Cellular wars intensify
High-intensity crossfire has led to emergency intervention by the PM’s office
by NARESH MINOCHA
THE never-ending challenge of managing air waves and conflicting aspirations of fiercely competitive cellular telephone operators is bound to generate sparks. This time it is not just sparks but fireworks that have forced the Prime Minister’s Office (PMO) to intervene. And, the fireworks have not been set off by Telecom Minister A Raja but by Telecom Regulatory Authority of India (TRAI).
Tata Teleservices has accused dominant operators of scuttling rational pricing of the 2G spectrum.
The dominant operators that control the GSM technology-based cellular lobby platform, Cellular Operators Association of India (COAI), are leaving no stone unturned to derail the TRAI recommendations. These operators, including Airtel, Vodafone and Idea, led COAI into suspending the voting rights of Tata Teleservices Limited (TTL) and other new entrants in the GSM cellular mobile space.
Meanwhile, Raja has shown the PMO the rule book to have a say in settling the unfolding corporate war over pricing and allocation of 2G radio frequencies and the underlying revenue scam. On July 1, Raja reportedly put on record his stance that the Full Telecom Commission should first take a call on the TRAI recommendations. The Commission, comprising Secretaries of key economic Ministries, should be aided by an in-house committee of the Department of Telecommunications (DoT), he is said to have insisted.
NTP is actually the survival kit for Raja (above), who has been under attack for doling out licences at 2001 prices.
Subsequently, on July 7, DoT constituted a nine-member committee under the chairmanship of the TC Member (Technology) to process the TRAI recommendations and industry representations thereon.

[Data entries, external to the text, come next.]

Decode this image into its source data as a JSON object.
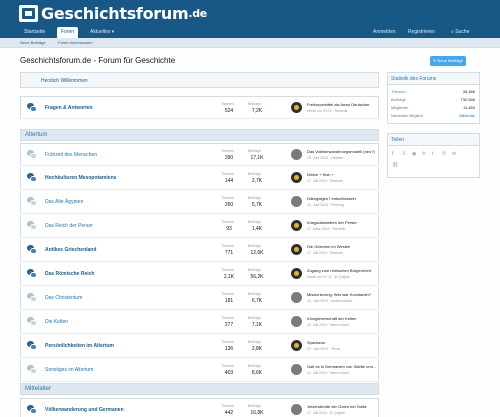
{
  "header": {
    "logo_text": "Geschichtsforum",
    "logo_tld": ".de"
  },
  "navbar": {
    "tabs": [
      "Startseite",
      "Foren",
      "Aktuelles ▾"
    ],
    "right": [
      "Anmelden",
      "Registrieren",
      "Suche"
    ]
  },
  "subnav": [
    "Neue Beiträge",
    "Foren durchsuchen"
  ],
  "page": {
    "title": "Geschichtsforum.de - Forum für Geschichte",
    "new_post_button": "Neue Beiträge"
  },
  "welcome": "Herzlich Willkommen",
  "stat_labels": {
    "threads": "Themen",
    "posts": "Beiträge"
  },
  "qa_row": {
    "title": "Fragen & Antworten",
    "threads": "524",
    "posts": "7,2K",
    "last_title": "Freikorpsmittel als Ausw Deutscher",
    "last_meta": "Heute um 03:11 · Ravenik"
  },
  "categories": [
    {
      "name": "Altertum",
      "forums": [
        {
          "title": "Frühzeit des Menschen",
          "threads": "390",
          "posts": "17,1K",
          "last_title": "Das Voelkerwanderungsmodell (neu?)",
          "last_meta": "29. Juni 2024 · Dekebe"
        },
        {
          "title": "Hochkulturen Mesopotamiens",
          "threads": "144",
          "posts": "2,7K",
          "last_title": "Ninive + Kish +",
          "last_meta": "17. Juli 2024 · Ravenik"
        },
        {
          "title": "Das Alte Ägypten",
          "threads": "260",
          "posts": "5,7K",
          "last_title": "Dilengalgen? entschlüsseln",
          "last_meta": "12. Juni 2024 · Pleming"
        },
        {
          "title": "Das Reich der Perser",
          "threads": "93",
          "posts": "1,4K",
          "last_title": "Kriegsdarstellern der Perser",
          "last_meta": "17. März 2024 · Ravenik"
        },
        {
          "title": "Antikes Griechenland",
          "threads": "771",
          "posts": "12,6K",
          "last_title": "Die Griechen im Westen",
          "last_meta": "17. Juli 2024 · Ravenik"
        },
        {
          "title": "Das Römische Reich",
          "threads": "2,1K",
          "posts": "56,2K",
          "last_title": "Zugang zum römischen Bürgerrecht",
          "last_meta": "Heute um 07:11 · El Quijote"
        },
        {
          "title": "Das Christentum",
          "threads": "181",
          "posts": "6,7K",
          "last_title": "Missionierung: Wer war Konstantin?",
          "last_meta": "24. Juni 2024 · andersnaecht"
        },
        {
          "title": "Die Kelten",
          "threads": "277",
          "posts": "7,1K",
          "last_title": "Königsherrschaft der Kelten",
          "last_meta": "22. Juli 2024 · Nemo minor"
        },
        {
          "title": "Persönlichkeiten im Altertum",
          "threads": "136",
          "posts": "2,8K",
          "last_title": "Spartacus",
          "last_meta": "22. Juni 2024 · Tehra"
        },
        {
          "title": "Sonstiges im Altertum",
          "threads": "403",
          "posts": "8,6K",
          "last_title": "Galt es in Germanien von Städte und...",
          "last_meta": "01. Juli 2024 · Nemo minor"
        }
      ]
    },
    {
      "name": "Mittelalter",
      "forums": [
        {
          "title": "Völkerwanderung und Germanen",
          "threads": "442",
          "posts": "16,8K",
          "last_title": "Jetzendtrotte der Goten bei Tarifa",
          "last_meta": "17. Juli 2024 · El Quijote"
        }
      ]
    }
  ],
  "sidebar": {
    "stats_title": "Statistik des Forums",
    "stats": [
      {
        "label": "Themen",
        "value": "35.466"
      },
      {
        "label": "Beiträge",
        "value": "732.546"
      },
      {
        "label": "Mitglieder",
        "value": "11.454"
      },
      {
        "label": "Neuestes Mitglied",
        "value": "Millelotte"
      }
    ],
    "share_title": "Teilen",
    "share_icons": [
      "facebook-icon",
      "x-icon",
      "reddit-icon",
      "pinterest-icon",
      "tumblr-icon",
      "whatsapp-icon",
      "email-icon",
      "link-icon"
    ]
  },
  "colors": {
    "header": "#185886",
    "accent": "#2577b1",
    "button": "#47a7eb",
    "category_bg": "#dfe8f0"
  }
}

TRAI has recommended levy of onetime fee for additional 2G spectrum allotted by the government to dominant players over and above the contractual obligations. The proposed fee should be linked to the recently discovered market price for 3G, a recommendation that has been opposed tooth and nail by dominant operators. TRAI has also recommended jettisoning of discretionary criterion for allotment of additional spectrum with auction. It wants the government to delink licensing with allotment of spectrum. At present, the initial allotment of 4.2 Mega Hertz (MHz) comes bundled with the entry or licence fee. This can later be enhanced to 6.2 MHz.

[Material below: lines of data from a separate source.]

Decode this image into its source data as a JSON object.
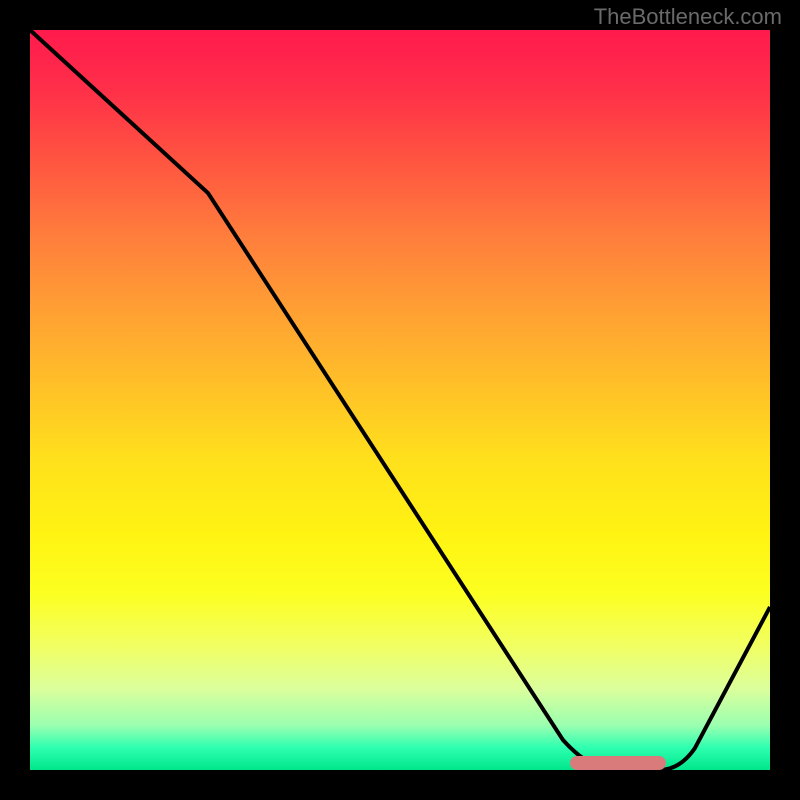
{
  "watermark": "TheBottleneck.com",
  "chart_data": {
    "type": "line",
    "title": "",
    "xlabel": "",
    "ylabel": "",
    "xlim": [
      0,
      100
    ],
    "ylim": [
      0,
      100
    ],
    "grid": false,
    "background": "gradient-red-to-green-vertical",
    "series": [
      {
        "name": "bottleneck-curve",
        "x": [
          0,
          24,
          72,
          79,
          85,
          100
        ],
        "values": [
          100,
          78,
          4,
          0,
          0,
          22
        ]
      }
    ],
    "annotations": [
      {
        "name": "optimal-range-marker",
        "type": "rounded-bar",
        "x_start": 73,
        "x_end": 86,
        "y": 0.5,
        "color": "#d97b7b"
      }
    ],
    "gradient_stops": [
      {
        "pos": 0,
        "color": "#ff1a4d"
      },
      {
        "pos": 8,
        "color": "#ff2f49"
      },
      {
        "pos": 18,
        "color": "#ff5640"
      },
      {
        "pos": 28,
        "color": "#ff7e3c"
      },
      {
        "pos": 38,
        "color": "#ffa033"
      },
      {
        "pos": 48,
        "color": "#ffc028"
      },
      {
        "pos": 58,
        "color": "#ffe01c"
      },
      {
        "pos": 68,
        "color": "#fff312"
      },
      {
        "pos": 76,
        "color": "#fcff20"
      },
      {
        "pos": 83,
        "color": "#f2ff60"
      },
      {
        "pos": 89,
        "color": "#dcff9c"
      },
      {
        "pos": 94,
        "color": "#9affb0"
      },
      {
        "pos": 97,
        "color": "#2dffb0"
      },
      {
        "pos": 100,
        "color": "#00e68a"
      }
    ]
  },
  "colors": {
    "page_bg": "#000000",
    "curve": "#000000",
    "marker": "#d97b7b",
    "watermark": "#6a6a6a"
  }
}
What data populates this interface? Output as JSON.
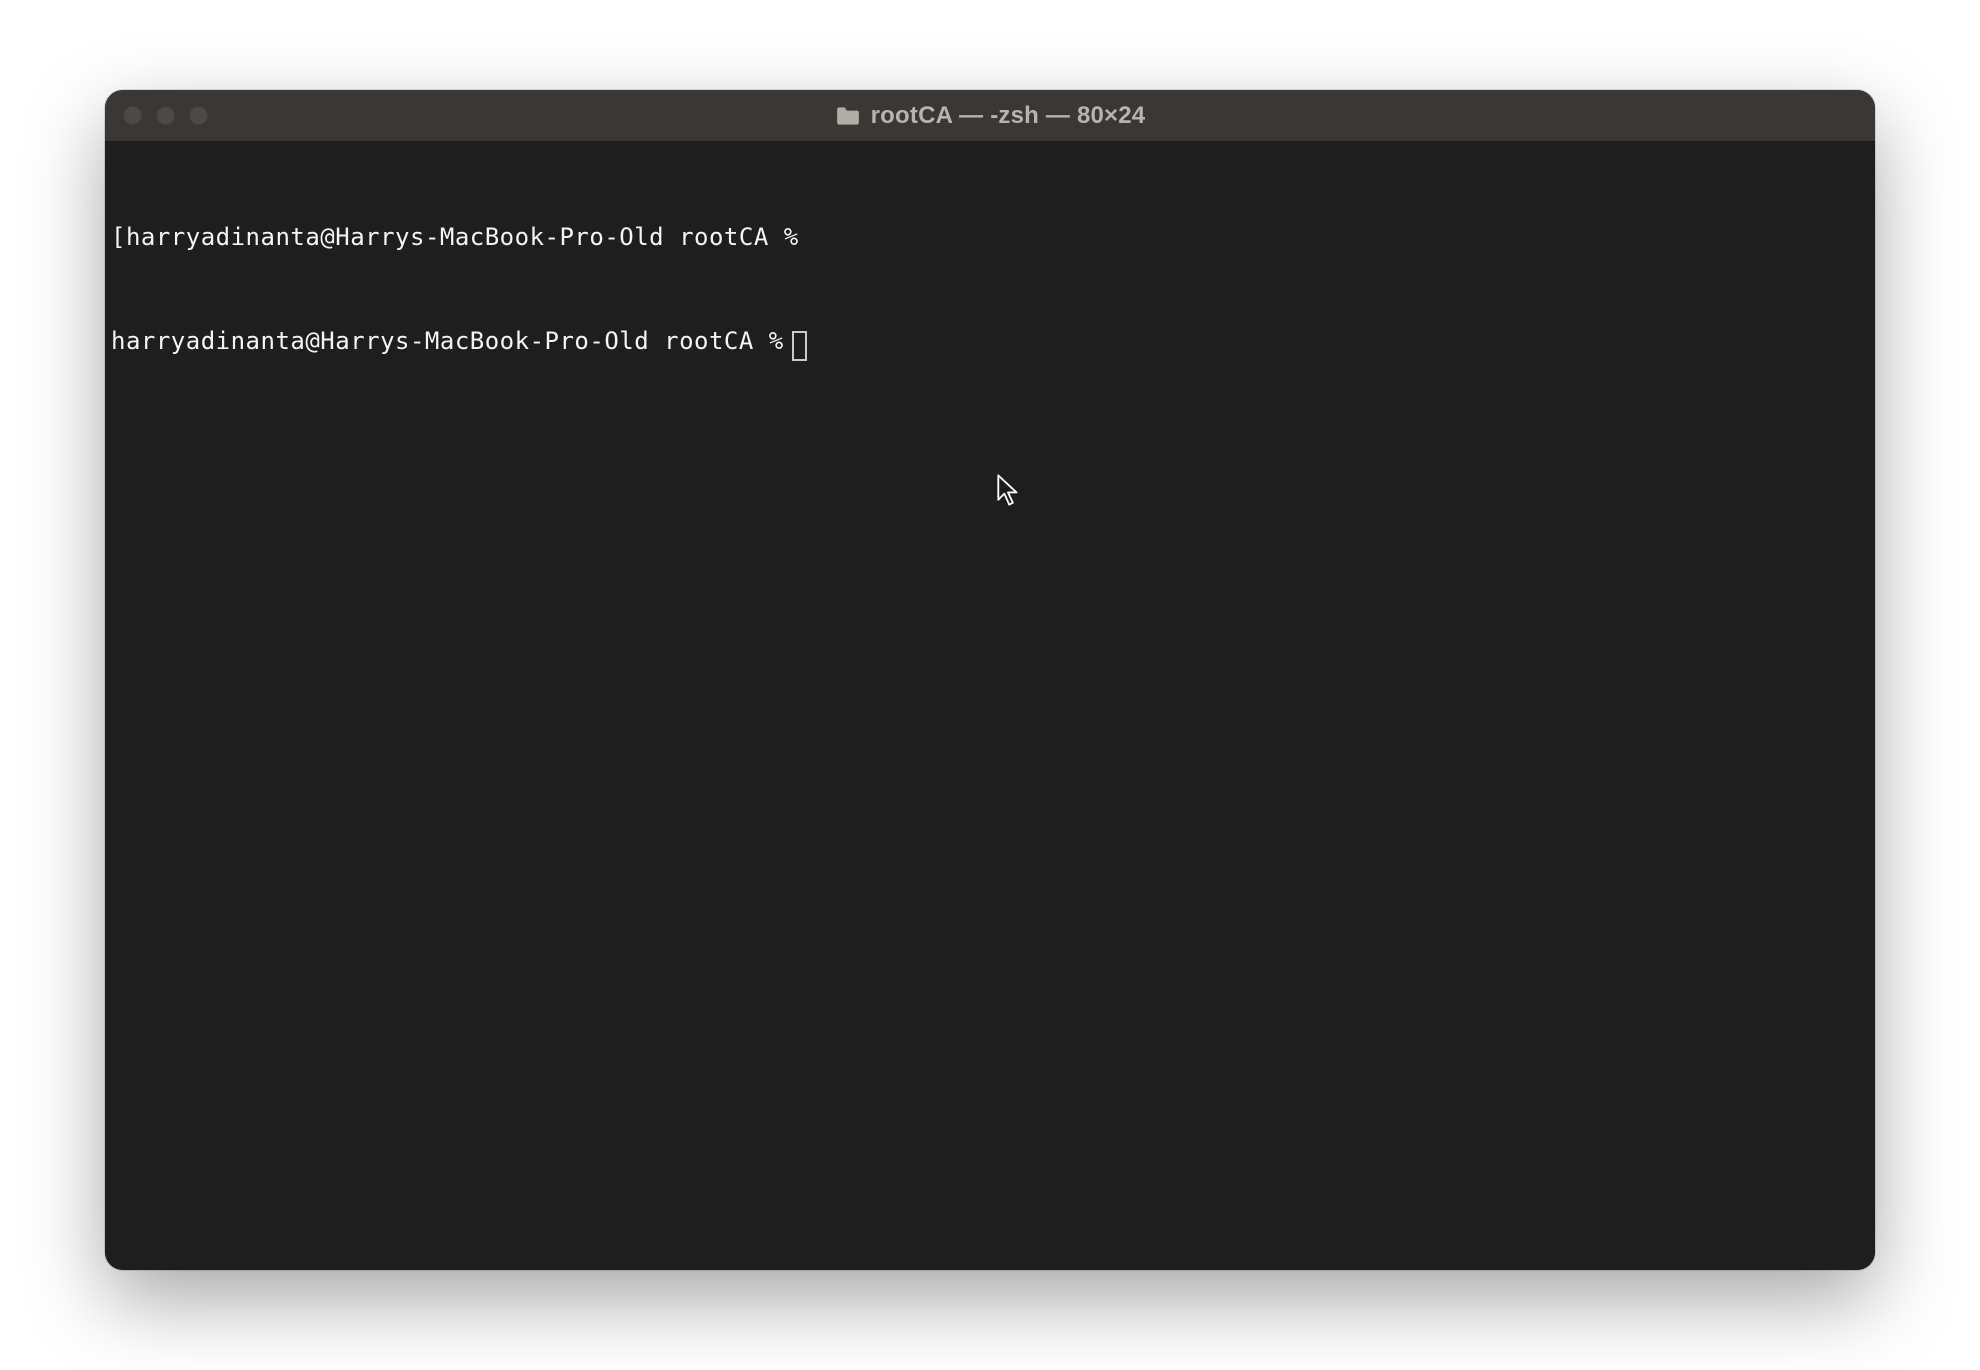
{
  "window": {
    "title": "rootCA — -zsh — 80×24"
  },
  "terminal": {
    "lines": [
      {
        "bracket": "[",
        "prompt": "harryadinanta@Harrys-MacBook-Pro-Old rootCA %",
        "has_cursor": false
      },
      {
        "bracket": "",
        "prompt": "harryadinanta@Harrys-MacBook-Pro-Old rootCA %",
        "has_cursor": true
      }
    ]
  }
}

No 2G service provider or applicant has thus ever paid a separate one-time upfront fee for spectrum. This fee is different from annual spectrum charges that all users of radio frequencies are required to pay.
The task of taking a decision on TRAI recommendations is with the group on 3G, chaired by Mukherjee (above).

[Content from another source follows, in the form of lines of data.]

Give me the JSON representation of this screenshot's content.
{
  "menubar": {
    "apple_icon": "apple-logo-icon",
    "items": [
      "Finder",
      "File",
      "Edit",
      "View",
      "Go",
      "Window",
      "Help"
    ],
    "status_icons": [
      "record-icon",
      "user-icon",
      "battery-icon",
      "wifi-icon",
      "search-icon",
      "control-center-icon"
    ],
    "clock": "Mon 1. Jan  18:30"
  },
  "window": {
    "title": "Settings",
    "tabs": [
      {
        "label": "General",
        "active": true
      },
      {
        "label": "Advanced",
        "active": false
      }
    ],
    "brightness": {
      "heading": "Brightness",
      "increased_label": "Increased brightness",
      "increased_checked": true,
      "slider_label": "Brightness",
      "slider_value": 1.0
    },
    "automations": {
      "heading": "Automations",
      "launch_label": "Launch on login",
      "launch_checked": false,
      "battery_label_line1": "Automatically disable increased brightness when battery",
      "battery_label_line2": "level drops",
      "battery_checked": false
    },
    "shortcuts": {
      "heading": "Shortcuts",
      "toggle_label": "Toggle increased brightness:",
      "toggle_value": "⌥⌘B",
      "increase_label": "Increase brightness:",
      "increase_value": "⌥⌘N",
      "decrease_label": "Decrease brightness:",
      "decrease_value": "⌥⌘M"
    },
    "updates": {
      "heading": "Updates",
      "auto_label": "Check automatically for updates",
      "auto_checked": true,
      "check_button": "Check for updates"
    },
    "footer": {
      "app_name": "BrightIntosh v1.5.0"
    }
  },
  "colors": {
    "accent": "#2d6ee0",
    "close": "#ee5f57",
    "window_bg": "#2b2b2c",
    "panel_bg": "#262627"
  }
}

Another TRAI recommendation that would give a deadly blow to dominant players envisages taking away of excess spectrum from operators at the time of renewal. The recommendation reads: “While renewing the licence, the Government should assign spectrum only up to the prescribed limit or the amount of spectrum assigned by it to the licensee before the renewal, whichever is less. Spectrum assigned by the Government to the licensee in excess of the Prescribed Limit shall be withdrawn. The spectrum will be assigned at the current price, duly adjusted to the year of renewal.”
In its comprehensive recommendations titled ‘Spectrum Management and Licensing Framework’, TRAI says: “The Authority is conscious of a concern that assignment of spectrum beyond 4.4 to 6.2 MHz is likely to be perceived as resulting in loss of revenue to the Government, particularly in the context of the current price of spectrum. At the same time, the licence conditions stipulate the contracted spectrum. Besides, several incumbent operators have received spectrum beyond the contracted limits free of cost and have benefited from the same over several years. The Authority would like the Government to take a well considered decision in this regard keeping all factors in view.”
The TRAI recommendations threaten to rock the cozy relationship between dominant operators and powers that be. The government would find it difficult to bail out dominant operators from the game-changing plan of TRAI because it would find it hard to defend double standards – one for 2G and the other for 3G. For the first time, it decoupled licence fee and spectrum charges in the recent ascending e-auction for 3G and broadband wireless access (BWA) that fetched Rs 106, 262 crore revenue.
The 3G-BWA auction thus marked a complete policy shift from administrative pricing of radio frequencies as in 2G to market pricing, which in effect, means maximization of the government’s non-tax revenue from the sale of spectrum. The exorbitant prices for radio frequencies would obviously make 3G and BWA services a costly proposition for both service providers and consumers.
The policy shift has happened without making any formal amendments to the National Telecom Policy (NTP), 1999. The NTP is actually the survival kit for Raja, who has been under attack for the past two years for doling out an all-telecom services permit named Unified Access Service Licence (UASL) to several companies at the 2001 price instead of organizing a bidding competition to discover the highest price and thus enhance accruals to the national exchequer. The companies paid a fee of Rs 1,650 crore, which was the pan- India fee discovered through bidding competition for the fourth cellular licence in all telecom circles in 2001.
Raja has put up the following defence: “The other contentious issues as well as major policy changes proposed such as revising the structure of UASL and delinking of spectrum, etc as suggested by TRAI, will have to be taken at the level of E-GOM or Cabinet, since those decisions were taken earlier by the Cabinet under NTP ’99.”
Policy or no policy, the brief history of India’s mobile telecom revolution is replete with instances of revenue forgo and losses at different times subject to pulls and pressures of corporate lobbies. The revenue losses have occurred through post-tender policy and regulatory changes: repeated reductions in the licence fee, release of additional spectrum to influential players without bidding competition and extension of validity of the licence period.
The country’s mobile telephone revolution is outrageously tarnished by the blatant foul play, fickle and messy governance, policy and regulatory manipulations by wheeler-dealers, crony capitalism, webs of litigations, and, last but not least, periodic shifts and swings in the government’s priorities.